Salanek orienta que a pessoa se atente a três pontos antes de contratar um empréstimo ou financiamento: modalidade, prazo e taxa de juros compatível com a capacidade de pagamento.
“É preciso se atentar as essas condições, pois, quando você está com um empréstimo, tudo parece maravilhoso, mas depois será preciso honrar. E o empréstimo só é saudável à medida que eu tenho capacidade de quitá-lo nas condições que foram combinadas”, diz.
Me tornei um inadimplente. Tem salvação?
O estudo da CNC revelou ainda que o percentual médio de famílias que declararam não ter condições de pagar suas contas ou dívidas em atraso e, portanto, permaneceriam inadimplentes totalizou 11% em 2020.
O especialista explica que a condição de inadimplente é mais séria, pois há o risco de crédito – o que pode dificultar processos de renegociações.
O inadimplente, segundo Salanek, precisa encontrar uma forma de voltar a ficar adimplente.
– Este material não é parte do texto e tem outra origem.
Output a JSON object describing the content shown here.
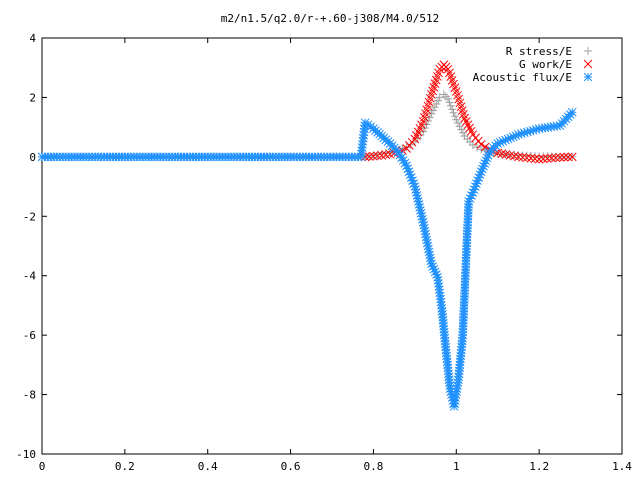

E, para isso, de acordo com ele, a possibilidade de se desfazer de um ativo para pagar dívidas acaba não sendo uma opção, mas uma obrigatoriedade, já que a pessoa não consegue fazer renegociações, pois já está com impedimentos, como restrição no CPF, em função de outras dívidas em atraso que possui.
Como evitar o descontrole das dívidas?
Para Salanek, o motivo que leva as pessoas a entrarem em uma situação de descontrole das dívidas é comportamental, quando os gastos ficam acima da possibilidade de consumo.
E, para as dívidas descontroladas serem evitadas, ele recomenda fazer um monitoramento, um controle do ponto de vista psicológico e ter disciplina financeira.
“A dívida vem quando se tem um desequilíbrio comportamental, psicológico. É preciso alterar os hábitos e ser mais rígido com aquilo que se estabelece efetivamente para o que precisa consumir”, recomenda.
Outra dica do especialista é priorizar a formação de uma reserva financeira para ser usada em um momento de emergência. “Como a gente nunca sabe o dia de amanhã, estabeleça um valor condicionado à relação de ganho mensal que você tem, algo de seis meses do seu custo de vida. Isso ajuda muito em um momento de dificuldade financeira para a pessoa não ficar refém dos empréstimos e das taxas de juros, pois ela gerou sua própria reserva”, finaliza.